Re: [RFC-PATCH 2/4] mm: Add __rcu_alloc_page_lockless() func.

From: Uladzislau Rezki
Date: Tue Sep 29 2020 - 18:07:52 EST


On Tue, Sep 29, 2020 at 12:15:34PM +0200, Vlastimil Babka wrote:
> On 9/18/20 9:48 PM, Uladzislau Rezki (Sony) wrote:
> > Some background and kfree_rcu()
> > ===============================
> > The pointers to be freed are stored in the per-cpu array to improve
> > performance, to enable an easier-to-use API, to accommodate vmalloc
> > memmory and to support a single argument of the kfree_rcu() when only
> > a pointer is passed. More details are below.
> >
> > In order to maintain such per-CPU arrays there is a need in dynamic
> > allocation when a current array is fully populated and a new block is
> > required. See below the example:
> >
> > 0 1 2 3 0 1 2 3
> > |p|p|p|p| -> |p|p|p|p| -> NULL
> >
> > there are two pointer-blocks, each one can store 4 addresses
> > which will be freed after a grace period is passed. In reality
> > we store PAGE_SIZE / sizeof(void *). So to maintain such blocks
> > a single page is obtain via the page allocator:
> >
> > bnode = (struct kvfree_rcu_bulk_data *)
> > __get_free_page(GFP_NOWAIT | __GFP_NOWARN);
> >
> > after that it is attached to the "head" and its "next" pointer is
> > set to previous "head", so the list of blocks can be maintained and
> > grow dynamically until it gets drained by the reclaiming thread.
> >
> > Please note. There is always a fallback if an allocation fails. In the
> > single argument, this is a call to synchronize_rcu() and for the two
> > arguments case this is to use rcu_head structure embedded in the object
> > being free, and then paying cache-miss penalty, also invoke the kfree()
> > per object instead of kfree_bulk() for groups of objects.
> >
> > Why we maintain arrays/blocks instead of linking objects by the regular
> > "struct rcu_head" technique. See below a few but main reasons:
> >
> > a) A memory can be reclaimed by invoking of the kfree_bulk()
> > interface that requires passing an array and number of
> > entries in it. That reduces the per-object overhead caused
> > by calling kfree() per-object. This reduces the reclamation
> > time.
> >
> > b) Improves locality and reduces the number of cache-misses, due to
> > "pointer chasing" between objects, which can be far spread between
> > each other.
> >
> > c) Support a "single argument" in the kvfree_rcu()
> > void *ptr = kvmalloc(some_bytes, GFP_KERNEL);
> > if (ptr)
> > kvfree_rcu(ptr);
> >
> > We need it when an "rcu_head" is not embed into a stucture but an
> > object must be freed after a grace period.
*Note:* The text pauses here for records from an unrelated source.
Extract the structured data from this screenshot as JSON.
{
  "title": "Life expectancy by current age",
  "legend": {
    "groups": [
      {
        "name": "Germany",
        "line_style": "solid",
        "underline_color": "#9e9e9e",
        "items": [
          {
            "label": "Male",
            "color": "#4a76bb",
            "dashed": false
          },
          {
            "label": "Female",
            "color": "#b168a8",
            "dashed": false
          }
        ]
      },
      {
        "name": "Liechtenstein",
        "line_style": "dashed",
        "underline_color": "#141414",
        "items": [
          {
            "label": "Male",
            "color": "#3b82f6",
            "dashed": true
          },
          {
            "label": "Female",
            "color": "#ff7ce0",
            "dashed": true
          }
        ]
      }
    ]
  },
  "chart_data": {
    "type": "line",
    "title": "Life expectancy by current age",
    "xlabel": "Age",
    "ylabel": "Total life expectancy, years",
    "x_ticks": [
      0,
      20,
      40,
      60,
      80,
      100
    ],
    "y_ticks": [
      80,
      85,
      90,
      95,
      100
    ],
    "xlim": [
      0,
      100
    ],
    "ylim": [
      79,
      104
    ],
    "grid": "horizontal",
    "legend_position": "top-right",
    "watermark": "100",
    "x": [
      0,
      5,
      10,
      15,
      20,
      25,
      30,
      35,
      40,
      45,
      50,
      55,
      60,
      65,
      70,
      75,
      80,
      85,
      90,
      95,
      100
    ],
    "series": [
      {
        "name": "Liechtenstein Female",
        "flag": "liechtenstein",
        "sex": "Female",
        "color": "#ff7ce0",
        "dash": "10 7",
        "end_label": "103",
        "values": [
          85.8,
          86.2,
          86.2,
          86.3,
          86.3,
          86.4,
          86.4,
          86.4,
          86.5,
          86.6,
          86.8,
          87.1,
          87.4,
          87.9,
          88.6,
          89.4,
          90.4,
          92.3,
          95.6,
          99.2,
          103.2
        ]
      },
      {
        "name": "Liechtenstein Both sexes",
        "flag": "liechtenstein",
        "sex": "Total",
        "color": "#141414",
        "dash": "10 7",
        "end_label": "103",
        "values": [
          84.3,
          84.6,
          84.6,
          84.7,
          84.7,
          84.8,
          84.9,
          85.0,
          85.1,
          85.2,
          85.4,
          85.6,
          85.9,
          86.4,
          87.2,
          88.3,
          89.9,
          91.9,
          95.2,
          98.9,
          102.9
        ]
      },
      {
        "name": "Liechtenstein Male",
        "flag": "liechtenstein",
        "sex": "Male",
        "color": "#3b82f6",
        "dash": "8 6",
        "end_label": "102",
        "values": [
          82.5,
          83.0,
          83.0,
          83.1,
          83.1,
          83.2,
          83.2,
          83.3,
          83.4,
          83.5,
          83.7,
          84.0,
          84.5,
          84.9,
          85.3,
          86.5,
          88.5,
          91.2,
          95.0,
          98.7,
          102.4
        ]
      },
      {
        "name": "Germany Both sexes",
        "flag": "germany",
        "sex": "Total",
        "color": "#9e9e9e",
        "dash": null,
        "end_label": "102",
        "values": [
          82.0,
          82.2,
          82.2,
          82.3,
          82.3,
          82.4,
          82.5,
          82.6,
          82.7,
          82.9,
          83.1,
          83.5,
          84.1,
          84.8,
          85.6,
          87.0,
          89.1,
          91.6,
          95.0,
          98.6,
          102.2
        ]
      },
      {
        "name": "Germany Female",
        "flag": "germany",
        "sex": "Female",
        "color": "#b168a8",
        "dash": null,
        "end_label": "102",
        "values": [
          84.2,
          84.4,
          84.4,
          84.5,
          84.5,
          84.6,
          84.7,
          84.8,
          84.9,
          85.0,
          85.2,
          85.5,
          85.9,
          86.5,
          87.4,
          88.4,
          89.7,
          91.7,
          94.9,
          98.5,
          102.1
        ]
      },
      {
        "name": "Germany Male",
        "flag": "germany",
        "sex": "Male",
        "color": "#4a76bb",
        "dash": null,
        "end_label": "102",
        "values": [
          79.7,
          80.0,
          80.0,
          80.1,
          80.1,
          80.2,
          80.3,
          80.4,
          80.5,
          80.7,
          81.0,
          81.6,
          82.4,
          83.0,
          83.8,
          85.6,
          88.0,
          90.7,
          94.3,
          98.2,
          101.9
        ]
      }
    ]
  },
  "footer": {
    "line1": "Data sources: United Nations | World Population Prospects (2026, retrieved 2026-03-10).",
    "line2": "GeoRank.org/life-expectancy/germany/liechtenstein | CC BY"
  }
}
Therefore for the single
> > argument, such objects cannot be queued on a linked list.
> >
> > So nowadays, since we do not have a single argument but we see the
> > demand in it, to workaround it people just do a simple not efficient
> > sequence:
> > <snip>
> > synchronize_rcu(); /* Can be long and blocks a current context */
> > kfree(p);
> > <snip>
> >
> > More details is here: https://lkml.org/lkml/2020/4/28/1626
> >
> > d) To distinguish vmalloc pointers between SLAB ones. It becomes possible
> > to invoke the right freeing API for the right kind of pointer, kfree_bulk()
> > or TBD: vmalloc_bulk().
> >
> > e) Speeding up the post-grace-period freeing reduces the chance of a flood
> > of callback's OOMing the system.
> >
> > Also, please have a look here: https://lkml.org/lkml/2020/7/30/1166
> >
> > Proposal
> > ========
> > Introduce a lock-free function that obtain a page from the per-cpu-lists
> > on current CPU. It returns NULL rather than acquiring any non-raw spinlock.
> >
> > Description
> > ===========
> > The page allocator has two phases, fast path and slow one. We are interested
> > in fast path and order-0 allocations. In its turn it is divided also into two
> > phases: lock-less and not:
> >
> > 1) As a first step the page allocator tries to obtain a page from the
> > per-cpu-list, so each CPU has its own one. That is why this step is
> > lock-less and fast. Basically it disables irqs on current CPU in order
> > to access to per-cpu data and remove a first element from the pcp-list.
> > An element/page is returned to an user.
> >
> > 2) If there is no any available page in per-cpu-list, the second step is
> > involved. It removes a specified number of elements from the buddy allocator
> > transferring them to the "supplied-list/per-cpu-list" described in [1].
> >
> > Summarizing. The __rcu_alloc_page_lockless() covers only [1] and can not
> > do step [2], due to the fact that [2] requires an access to zone->lock.
> > It implies that it is super fast, but a higher rate of fails is also
> > expected.
> >
> > Usage: __rcu_alloc_page_lockless();
> >
> > Link: https://lore.kernel.org/lkml/20200814215206.GL3982@xxxxxxxxxxxxxxxxxxxxxxxxxxxxxxxxx/
> > Not-signed-off-by: Peter Zijlstra <peterz@xxxxxxxxxxxxx>
> > Signed-off-by: Uladzislau Rezki (Sony) <urezki@xxxxxxxxx>
>
> After reading all the threads and mulling over this, I am going to deflect from
> Mel and Michal and not oppose the idea of lockless allocation. I would even
> prefer to do it via the gfp flag and not a completely separate path. Not using
> the exact code from v1, I think it could be done in a way that we don't actually
> look at the new flag until we find that pcplist is empty - which should not
> introduce overhead to the fast-fast path when pcpclist is not empty. It's more
> maintainable that adding new entry points, IMHO.
>
Thanks for reading all that from the beginning! It must be tough due to the
fact there were lot of messages in the threads, so at least i was lost.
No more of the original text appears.